In summary, our study demonstrates that tryptophan metabolism is significantly altered in DTC patients and that these metabolic changes can be leveraged for early detection. Given the limitations of existing diagnostic methods, our findings underscore the potential of metabolomics-based biomarker panels to provide an accurate and noninvasive diagnostic alternative, particularly for early-stage DTC. However, this study has several limitations. Firstly, it is a single-center study. Secondly, most subjects were in the early stages of the disease. While this underscores the benefits of early diagnosis, the diagnostic efficacy for mid- and late-stage cases requires further investigation. Lastly, due to the limited number of cases, external cohort validation was not performed. Future research should aim to increase the sample size and conduct multicenter validation to improve external validity.
5 Conclusion
This study presents an analysis of the tryptophan metabolic profile in DTC patients, revealing characteristic alterations in tryptophan and its metabolites. A diagnostic model comprising five metabolites—nicotinamide, 3-HAA, 5-HTP, melatonin, and IPA—was established, demonstrating enhanced efficacy in early DTC identification and highlighting significant clinical utility.
Author Contributions
Qiang Miao: data curation (equal), writing – original draft (equal).
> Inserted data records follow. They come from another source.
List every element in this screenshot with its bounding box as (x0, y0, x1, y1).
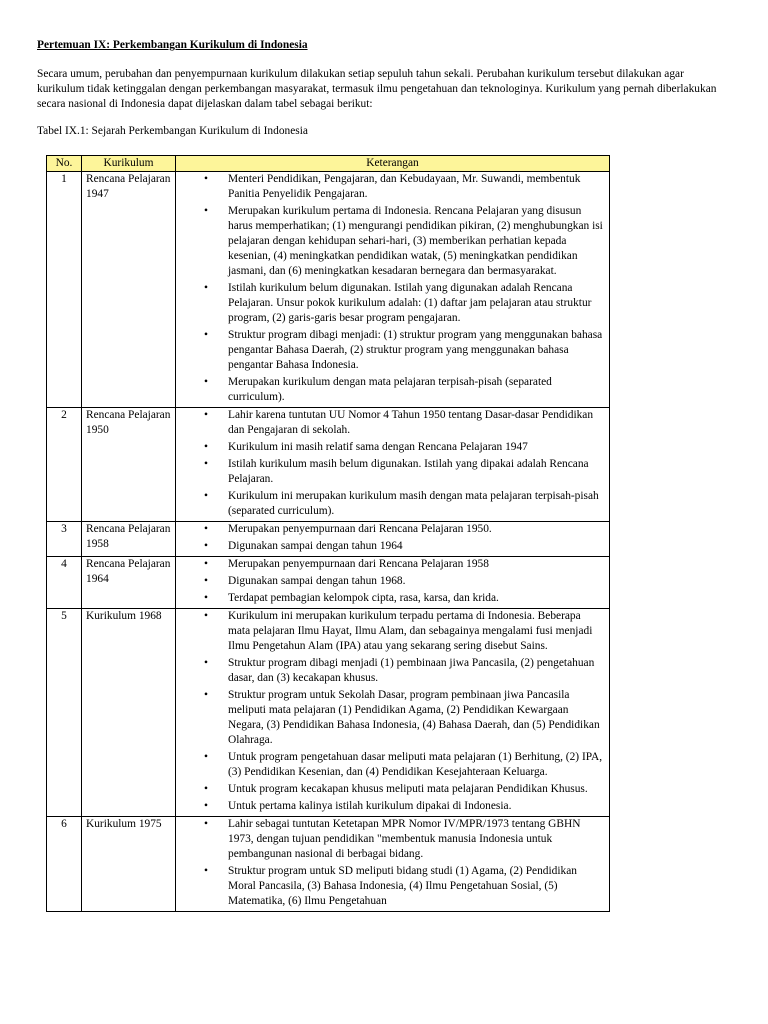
table-header-row (47, 156, 610, 172)
note-item: • Menteri Pendidikan, Pengajaran, dan Kebudayaan, Mr. Suwandi, membentuk Panitia Penyelidik Pengajaran. (228, 172, 605, 202)
note-item: • Untuk pertama kalinya istilah kurikulum dipakai di Indonesia. (228, 799, 605, 814)
curriculum-notes (176, 817, 610, 912)
note-item: • Istilah kurikulum belum digunakan. Istilah yang digunakan adalah Rencana Pelajaran. Unsur pokok kurikulum adalah: (1) daftar jam pelajaran atau struktur program, (2) garis-garis besar program pengajaran. (228, 281, 605, 326)
note-item: • Merupakan penyempurnaan dari Rencana Pelajaran 1958 (228, 557, 605, 572)
table-row (47, 172, 610, 408)
notes-list (180, 408, 605, 519)
intro-paragraph: Secara umum, perubahan dan penyempurnaan kurikulum dilakukan setiap sepuluh tahun sekali. Perubahan kurikulum tersebut dilakukan agar kurikulum tidak ketinggalan dengan perkembangan masyarakat, termasuk ilmu pengetahuan dan teknologinya. Kurikulum yang pernah diberlakukan secara nasional di Indonesia dapat dijelaskan dalam tabel sebagai berikut: (37, 68, 717, 110)
note-item: • Lahir karena tuntutan UU Nomor 4 Tahun 1950 tentang Dasar-dasar Pendidikan dan Pengajaran di sekolah. (228, 408, 605, 438)
notes-list (180, 557, 605, 606)
table-caption: Tabel IX.1: Sejarah Perkembangan Kurikulum di Indonesia (37, 125, 308, 137)
notes-list (180, 817, 605, 909)
note-item: • Kurikulum ini masih relatif sama dengan Rencana Pelajaran 1947 (228, 440, 605, 455)
table-body (47, 172, 610, 912)
note-item: • Kurikulum ini merupakan kurikulum masih dengan mata pelajaran terpisah-pisah (separated curriculum). (228, 489, 605, 519)
curriculum-name: Rencana Pelajaran 1947 (82, 172, 176, 408)
note-item: • Merupakan kurikulum dengan mata pelajaran terpisah-pisah (separated curriculum). (228, 375, 605, 405)
row-number: 1 (47, 172, 82, 408)
note-item: • Kurikulum ini merupakan kurikulum terpadu pertama di Indonesia. Beberapa mata pelajaran Ilmu Hayat, Ilmu Alam, dan sebagainya mengalami fusi menjadi Ilmu Pengetahun Alam (IPA) atau yang sekarang sering disebut Sains. (228, 609, 605, 654)
table-row (47, 609, 610, 817)
row-number: 6 (47, 817, 82, 912)
curriculum-name: Kurikulum 1968 (82, 609, 176, 817)
note-item: • Istilah kurikulum masih belum digunakan. Istilah yang dipakai adalah Rencana Pelajaran. (228, 457, 605, 487)
note-item: • Merupakan kurikulum pertama di Indonesia. Rencana Pelajaran yang disusun harus memperhatikan; (1) mengurangi pendidikan pikiran, (2) menghubungkan isi pelajaran dengan kehidupan sehari-hari, (3) memberikan perhatian kepada kesenian, (4) meningkatkan pendidikan watak, (5) meningkatkan pendidikan jasmani, dan (6) meningkatkan kesadaran bernegara dan bermasyarakat. (228, 204, 605, 279)
curriculum-name: Rencana Pelajaran 1958 (82, 522, 176, 557)
curriculum-notes (176, 609, 610, 817)
note-item: • Struktur program untuk Sekolah Dasar, program pembinaan jiwa Pancasila meliputi mata pelajaran (1) Pendidikan Agama, (2) Pendidikan Kewargaan Negara, (3) Pendidikan Bahasa Indonesia, (4) Bahasa Daerah, dan (5) Pendidikan Olahraga. (228, 688, 605, 748)
table-row (47, 557, 610, 609)
curriculum-name: Rencana Pelajaran 1964 (82, 557, 176, 609)
document-page (37, 38, 717, 148)
note-item: • Struktur program dibagi menjadi: (1) struktur program yang menggunakan bahasa pengantar Bahasa Daerah, (2) struktur program yang menggunakan bahasa pengantar Bahasa Indonesia. (228, 328, 605, 373)
note-item: • Digunakan sampai dengan tahun 1964 (228, 539, 605, 554)
note-item: • Struktur program dibagi menjadi (1) pembinaan jiwa Pancasila, (2) pengetahuan dasar, dan (3) kecakapan khusus. (228, 656, 605, 686)
row-number: 4 (47, 557, 82, 609)
note-item: • Lahir sebagai tuntutan Ketetapan MPR Nomor IV/MPR/1973 tentang GBHN 1973, dengan tujuan pendidikan "membentuk manusia Indonesia untuk pembangunan nasional di berbagai bidang. (228, 817, 605, 862)
table-row (47, 408, 610, 522)
notes-list (180, 522, 605, 554)
note-item: • Struktur program untuk SD meliputi bidang studi (1) Agama, (2) Pendidikan Moral Pancasila, (3) Bahasa Indonesia, (4) Ilmu Pengetahuan Sosial, (5) Matematika, (6) Ilmu Pengetahuan (228, 864, 605, 909)
note-item: • Merupakan penyempurnaan dari Rencana Pelajaran 1950. (228, 522, 605, 537)
row-number: 3 (47, 522, 82, 557)
header-kurikulum: Kurikulum (82, 156, 176, 172)
header-no: No. (47, 156, 82, 172)
notes-list (180, 609, 605, 814)
note-item: • Digunakan sampai dengan tahun 1968. (228, 574, 605, 589)
curriculum-notes (176, 557, 610, 609)
table-row (47, 817, 610, 912)
curriculum-notes (176, 408, 610, 522)
document-title: Pertemuan IX: Perkembangan Kurikulum di Indonesia (37, 39, 308, 51)
row-number: 2 (47, 408, 82, 522)
header-keterangan: Keterangan (176, 156, 610, 172)
curriculum-name: Rencana Pelajaran 1950 (82, 408, 176, 522)
table-row (47, 522, 610, 557)
curriculum-notes (176, 172, 610, 408)
curriculum-history-table (46, 155, 610, 912)
curriculum-notes (176, 522, 610, 557)
note-item: • Untuk program pengetahuan dasar meliputi mata pelajaran (1) Berhitung, (2) IPA, (3) Pendidikan Kesenian, dan (4) Pendidikan Kesejahteraan Keluarga. (228, 750, 605, 780)
row-number: 5 (47, 609, 82, 817)
notes-list (180, 172, 605, 405)
note-item: • Untuk program kecakapan khusus meliputi mata pelajaran Pendidikan Khusus. (228, 782, 605, 797)
curriculum-name: Kurikulum 1975 (82, 817, 176, 912)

Xinhua Dai: methodology (equal). Xiaojuan Wu: formal analysis (equal), software (equal). Li Luo: data curation (equal), resources (equal). Junlong Zhang: project administration (equal), validation (equal). Han Luo: conceptualization (equal), writing – review and editing (equal). Bei Cai: project administration (equal), writing – review and editing (equal).
Acknowledgments
The authors have nothing to report.
Ethics Statement
The study protocol was approved by the Ethics Committee of the West China Hospital, Sichuan University (No. 2020–823), and adhered to the Helsinki Declaration; all participants provided informed consent.
Conflicts of Interest
The authors declare no conflicts of interest.
Open Research
Data Availability Statement
Data sharing does not apply to this article, as no new data were created or analyzed in this study.